Despite the perception that Middle East wars have always been “terrible”, in past conflicts adversaries made an effort to keep civilian populations out of the fighting, says Shlomo Brom, a former director of the IDF’s strategic planning division, now a senior research fellow at the Institute for National Security Studies. “The big change is that the civilian population is now being drawn into the war.” Mr Brom believes this shift will force “Israel to fight very short wars. And it forces Israel to define realistic goals for these wars.”
Lurking behind the debate over the IDF’s challenges and capabilities is an altogether more controversial issue: the forces’ role in maintaining the occupation of the West Bank and, until 2005, Gaza. It is a role that has come increasingly to define the Israeli military in the eyes of the world, gradually eclipsing earlier images of heroism and daring achievement.
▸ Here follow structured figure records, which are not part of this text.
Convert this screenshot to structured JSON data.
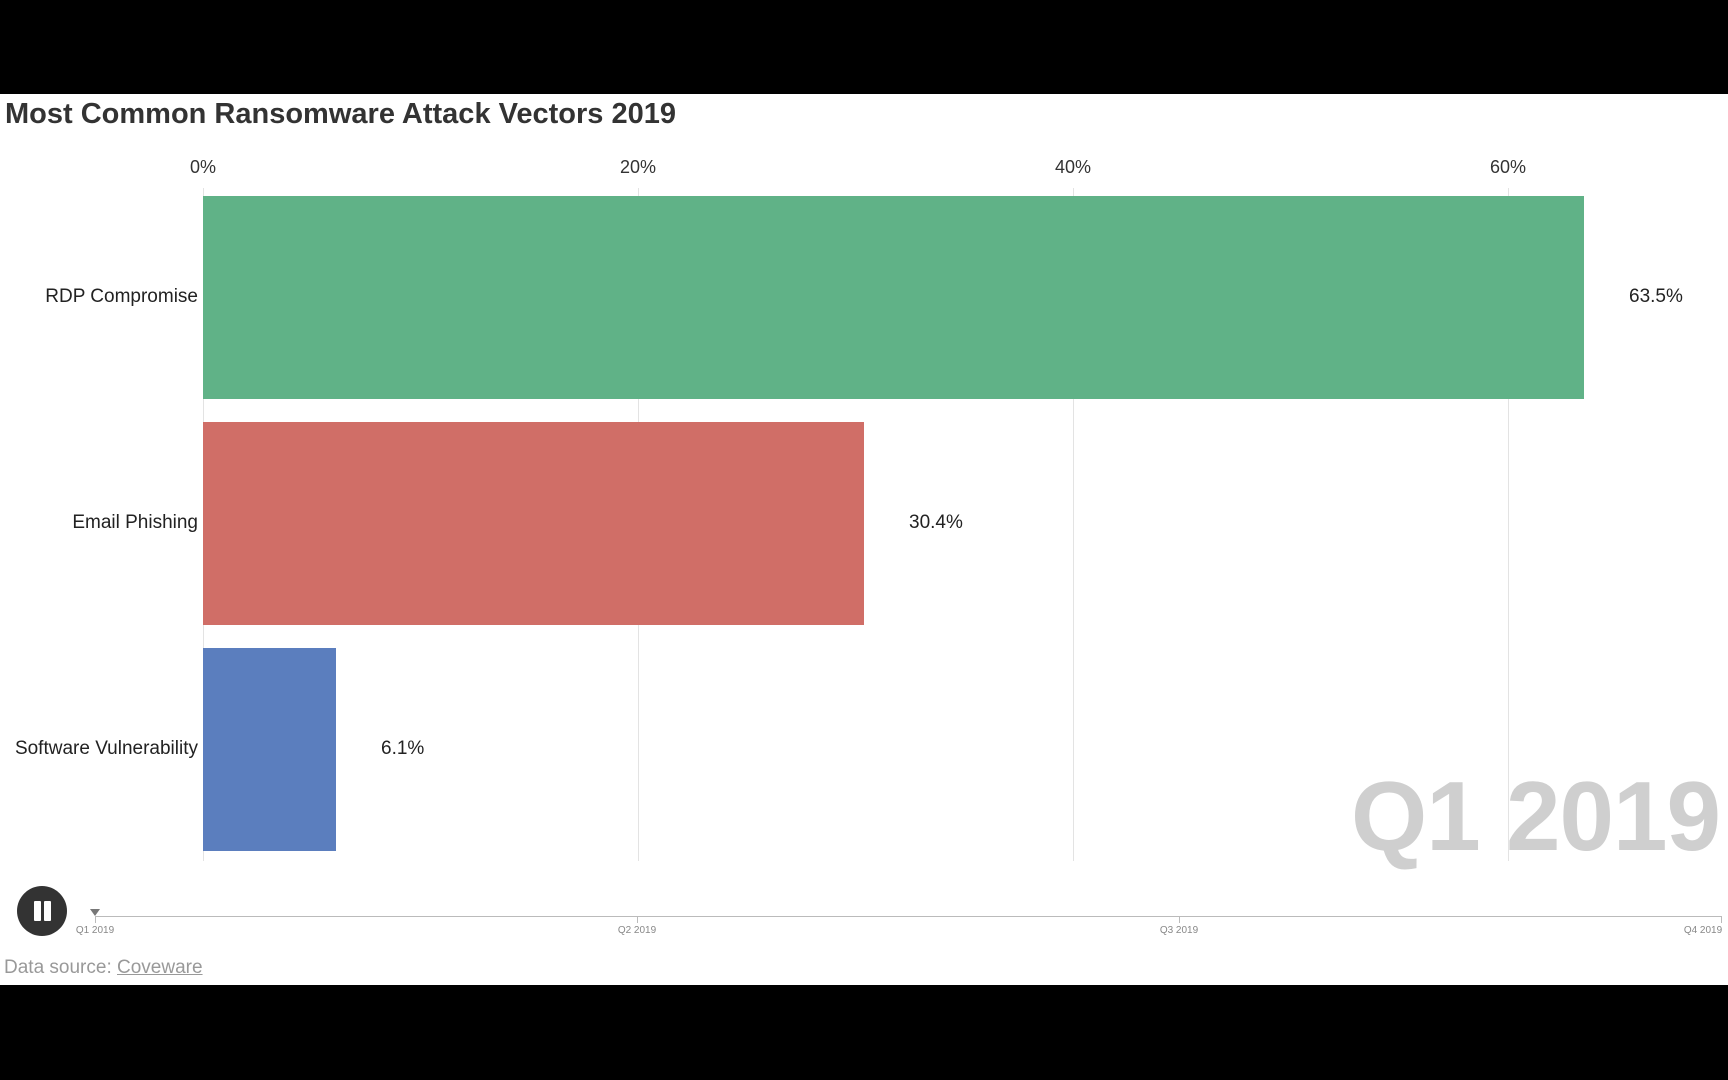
{
  "title": "Most Common Ransomware Attack Vectors 2019",
  "period_watermark": "Q1 2019",
  "chart_data": {
    "type": "bar",
    "orientation": "horizontal",
    "title": "Most Common Ransomware Attack Vectors 2019",
    "categories": [
      "RDP Compromise",
      "Email Phishing",
      "Software Vulnerability"
    ],
    "values": [
      63.5,
      30.4,
      6.1
    ],
    "value_labels": [
      "63.5%",
      "30.4%",
      "6.1%"
    ],
    "colors": [
      "#60b287",
      "#d06e67",
      "#5b7ebe"
    ],
    "xlim": [
      0,
      70
    ],
    "x_ticks": [
      0,
      20,
      40,
      60
    ],
    "x_tick_labels": [
      "0%",
      "20%",
      "40%",
      "60%"
    ],
    "grid": true,
    "xlabel": "",
    "ylabel": ""
  },
  "timeline": {
    "labels": [
      "Q1 2019",
      "Q2 2019",
      "Q3 2019",
      "Q4 2019"
    ],
    "current_index": 0,
    "control_icon": "pause-icon"
  },
  "source": {
    "prefix": "Data source: ",
    "link_text": "Coveware"
  }
}
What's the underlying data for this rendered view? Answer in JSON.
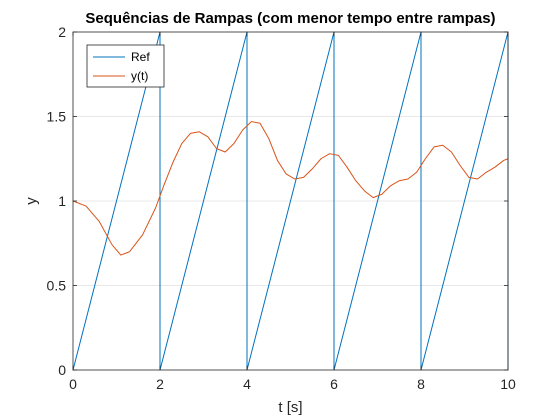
{
  "chart_data": {
    "type": "line",
    "title": "Sequências de Rampas (com menor tempo entre rampas)",
    "xlabel": "t [s]",
    "ylabel": "y",
    "xlim": [
      0,
      10
    ],
    "ylim": [
      0,
      2
    ],
    "xticks": [
      0,
      2,
      4,
      6,
      8,
      10
    ],
    "yticks": [
      0,
      0.5,
      1,
      1.5,
      2
    ],
    "xtick_labels": [
      "0",
      "2",
      "4",
      "6",
      "8",
      "10"
    ],
    "ytick_labels": [
      "0",
      "0.5",
      "1",
      "1.5",
      "2"
    ],
    "grid": "horizontal",
    "box": true,
    "legend": {
      "placement": "top-left"
    },
    "colors": {
      "ref": "#0072BD",
      "y": "#D95319",
      "grid": "#e0e0e0",
      "axis": "#262626"
    },
    "series": [
      {
        "name": "Ref",
        "color": "#0072BD",
        "x": [
          0,
          2,
          2,
          4,
          4,
          6,
          6,
          8,
          8,
          10,
          10
        ],
        "y": [
          0,
          2,
          0,
          2,
          0,
          2,
          0,
          2,
          0,
          2,
          0
        ]
      },
      {
        "name": "y(t)",
        "color": "#D95319",
        "x": [
          0,
          0.3,
          0.6,
          0.9,
          1.1,
          1.3,
          1.6,
          1.9,
          2.1,
          2.3,
          2.5,
          2.7,
          2.9,
          3.1,
          3.3,
          3.5,
          3.7,
          3.9,
          4.1,
          4.3,
          4.5,
          4.7,
          4.9,
          5.1,
          5.3,
          5.5,
          5.7,
          5.9,
          6.1,
          6.3,
          6.5,
          6.7,
          6.9,
          7.1,
          7.3,
          7.5,
          7.7,
          7.9,
          8.1,
          8.3,
          8.5,
          8.7,
          8.9,
          9.1,
          9.3,
          9.5,
          9.7,
          9.9,
          10
        ],
        "y": [
          1.0,
          0.97,
          0.88,
          0.74,
          0.68,
          0.7,
          0.8,
          0.96,
          1.1,
          1.23,
          1.34,
          1.4,
          1.41,
          1.38,
          1.31,
          1.29,
          1.34,
          1.42,
          1.47,
          1.46,
          1.37,
          1.24,
          1.16,
          1.13,
          1.14,
          1.19,
          1.25,
          1.28,
          1.27,
          1.2,
          1.12,
          1.06,
          1.02,
          1.04,
          1.09,
          1.12,
          1.13,
          1.17,
          1.25,
          1.32,
          1.33,
          1.29,
          1.21,
          1.14,
          1.13,
          1.17,
          1.2,
          1.24,
          1.25
        ]
      }
    ]
  }
}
Analysts such as Martin van Creveld, Israel’s best-known military historian, argue that the long years and countless soldiers that the IDF have devoted to policing a civilian population, manning checkpoints and scuffling with protesters has sapped the military’s strength. “If you fight the weak, you become weak. And we have been fighting the weak for far too long,” he says.
The occupation puts the IDF in a position where they have everything to lose and nothing to gain, he adds. “When you fight the weak and you kill the weak, then you are a criminal. And when the weak kill you, then you are an idiot. That is the dilemma.”
This glum view of the IDF’s predicament is not shared by Israeli leaders, who rarely miss an opportunity to praise the armed forces. In some ways, their confidence is justified: the forces are, and will almost certainly remain, technically capable of dealing with all security threats that arise. That assessment, analysts say, extends even to the scenario, still highly improbable, of a renewed confrontation with Egypt.
Yet few can seriously doubt that – in political terms at least – the IDF’s room for manoeuvre is shrinking. What use, some may ask, is overwhelming firepower when the international community prevents its use? And how effective are new American fighter jets and German submarines when the enemy is targeting Israel’s legitimacy as well as its cities?
International pressure alone may not be enough to prevent Israel ordering an attack, especially when and if the country concludes it faces an existential threat. But the political price of military action is rising steadily, making a repeat of the recent campaigns fought in Lebanon and Gaza increasingly difficult. For the current crop of generals, this new military and political environment poses a challenge very different from that faced by their predecessors.
“In the 1970s, the Israeli chief of staff faced a lot of problems, but he did not have an intellectual challenge,” says Mr Tira. “Today, the question of how to apply power is a major problem – the borders between the military, the political and the legal are becoming more and more blurred.”